Tuesday, May 08, 2007

Strong words in the staff room, the accusations fly

Oh man, I so wish I was still at the SSP at Georgetown. Then I could witness some academic fighting even more entertaining than in Russo's Straight Man. Douglas Feith and George Tenet are both teaching at Georgetown and are telling very different stories. It is part the battle between policy and intelligence but it also about assigning blame to the war that may well cripple American influence in the 21st century.
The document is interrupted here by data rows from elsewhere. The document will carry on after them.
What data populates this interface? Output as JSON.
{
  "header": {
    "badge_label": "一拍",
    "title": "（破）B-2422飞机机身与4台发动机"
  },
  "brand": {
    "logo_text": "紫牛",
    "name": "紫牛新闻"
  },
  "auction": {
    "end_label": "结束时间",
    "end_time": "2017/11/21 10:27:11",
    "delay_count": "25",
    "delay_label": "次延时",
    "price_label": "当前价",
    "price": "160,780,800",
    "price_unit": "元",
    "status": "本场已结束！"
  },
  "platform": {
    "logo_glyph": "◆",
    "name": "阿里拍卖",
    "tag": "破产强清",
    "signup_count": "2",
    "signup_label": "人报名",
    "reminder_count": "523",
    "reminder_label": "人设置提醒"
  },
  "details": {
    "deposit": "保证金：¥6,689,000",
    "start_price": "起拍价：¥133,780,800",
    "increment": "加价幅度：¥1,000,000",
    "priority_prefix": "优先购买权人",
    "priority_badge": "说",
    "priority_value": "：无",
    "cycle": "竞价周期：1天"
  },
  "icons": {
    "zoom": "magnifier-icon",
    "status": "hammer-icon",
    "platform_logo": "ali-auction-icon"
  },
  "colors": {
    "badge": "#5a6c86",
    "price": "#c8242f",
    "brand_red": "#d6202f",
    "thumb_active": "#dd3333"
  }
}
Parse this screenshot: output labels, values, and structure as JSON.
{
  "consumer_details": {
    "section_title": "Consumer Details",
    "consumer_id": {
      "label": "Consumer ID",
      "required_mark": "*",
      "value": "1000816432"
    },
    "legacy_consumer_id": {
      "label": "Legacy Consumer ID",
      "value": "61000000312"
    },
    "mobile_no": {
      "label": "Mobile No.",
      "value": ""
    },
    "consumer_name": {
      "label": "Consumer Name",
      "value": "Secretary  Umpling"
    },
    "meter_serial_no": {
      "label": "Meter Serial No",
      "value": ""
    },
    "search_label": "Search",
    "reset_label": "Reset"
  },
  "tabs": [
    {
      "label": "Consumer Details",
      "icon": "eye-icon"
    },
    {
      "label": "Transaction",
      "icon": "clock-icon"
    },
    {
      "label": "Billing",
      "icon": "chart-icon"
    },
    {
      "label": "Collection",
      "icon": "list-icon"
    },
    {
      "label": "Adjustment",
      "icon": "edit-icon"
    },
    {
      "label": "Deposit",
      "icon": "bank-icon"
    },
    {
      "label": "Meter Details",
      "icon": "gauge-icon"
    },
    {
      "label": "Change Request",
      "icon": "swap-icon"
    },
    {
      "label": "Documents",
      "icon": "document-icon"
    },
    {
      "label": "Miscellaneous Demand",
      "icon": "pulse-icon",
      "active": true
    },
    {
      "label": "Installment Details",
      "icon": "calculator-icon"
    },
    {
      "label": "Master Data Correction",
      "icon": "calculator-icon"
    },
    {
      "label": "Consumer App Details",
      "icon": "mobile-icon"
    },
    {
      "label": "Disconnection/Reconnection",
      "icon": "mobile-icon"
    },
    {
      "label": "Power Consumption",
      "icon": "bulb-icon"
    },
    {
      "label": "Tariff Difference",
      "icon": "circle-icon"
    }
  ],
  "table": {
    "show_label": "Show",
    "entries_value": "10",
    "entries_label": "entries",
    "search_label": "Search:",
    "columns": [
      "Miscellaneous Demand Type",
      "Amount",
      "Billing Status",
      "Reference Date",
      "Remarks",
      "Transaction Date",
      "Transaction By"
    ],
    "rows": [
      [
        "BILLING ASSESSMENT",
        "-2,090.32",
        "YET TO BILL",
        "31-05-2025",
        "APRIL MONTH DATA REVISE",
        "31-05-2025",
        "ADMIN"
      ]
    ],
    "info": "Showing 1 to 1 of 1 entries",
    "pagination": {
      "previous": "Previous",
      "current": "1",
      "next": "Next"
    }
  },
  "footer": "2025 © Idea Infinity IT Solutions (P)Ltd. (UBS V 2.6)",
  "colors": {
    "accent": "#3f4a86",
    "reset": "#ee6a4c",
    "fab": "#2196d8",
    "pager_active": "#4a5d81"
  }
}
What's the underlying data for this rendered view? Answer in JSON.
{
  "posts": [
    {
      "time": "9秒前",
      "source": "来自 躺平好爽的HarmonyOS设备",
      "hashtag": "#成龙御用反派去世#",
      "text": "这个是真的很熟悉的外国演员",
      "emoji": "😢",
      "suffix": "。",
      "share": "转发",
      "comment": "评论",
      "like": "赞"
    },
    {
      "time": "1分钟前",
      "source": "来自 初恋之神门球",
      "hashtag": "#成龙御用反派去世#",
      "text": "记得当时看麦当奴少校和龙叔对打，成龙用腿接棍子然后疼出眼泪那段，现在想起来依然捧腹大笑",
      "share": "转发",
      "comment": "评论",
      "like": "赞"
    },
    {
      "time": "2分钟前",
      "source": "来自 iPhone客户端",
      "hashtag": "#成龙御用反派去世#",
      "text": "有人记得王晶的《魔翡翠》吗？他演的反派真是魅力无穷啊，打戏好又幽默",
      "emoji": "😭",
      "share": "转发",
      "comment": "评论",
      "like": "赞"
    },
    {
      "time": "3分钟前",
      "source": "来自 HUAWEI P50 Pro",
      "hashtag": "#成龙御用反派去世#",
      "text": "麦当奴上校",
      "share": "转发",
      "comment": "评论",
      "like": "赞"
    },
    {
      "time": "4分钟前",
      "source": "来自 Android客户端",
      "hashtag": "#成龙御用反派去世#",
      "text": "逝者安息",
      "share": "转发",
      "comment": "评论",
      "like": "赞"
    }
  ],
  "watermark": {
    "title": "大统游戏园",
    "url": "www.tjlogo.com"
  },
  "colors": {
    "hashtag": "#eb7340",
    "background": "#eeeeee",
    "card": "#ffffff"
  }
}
What I had not seen is this review of Tenet's book by Feith. You can summarize it as "Fuck you and the book you rode in on." Don't believe me? Read this:

Fairness, evidently, was not Mr. Tenet's motivating impulse as an author. His book is defensive. It aims low--to settle scores. The prose is humdrum. Mr. Tenet includes no citations that would let the reader check the accuracy of his account. He offers no explanation of why we went to war in Iraq. So, is the book useless? No.

What it does offer is insight into Mr. Tenet. It allows you to hear the way he talked--fast, loose, blustery, emotional, imprecise, from the "gut." Mr. Tenet proudly refers to the guidance of his "gut" several times in the book--a strange boast from someone whose stock-in-trade should be accuracy and precision. "At the Center of the Storm" also allows you to see the way he reasoned--unimaginatively and inconsistently. And it gives a glimpse of how he operated: He picked sides; he played favorites. The people he liked got his attention and understanding, their judgments his approval; the people he disliked he treated harshly and smeared. His loyalty is to tribe rather than truth.

Oh, I cannot wait to see the riposte when Feith's book comes out!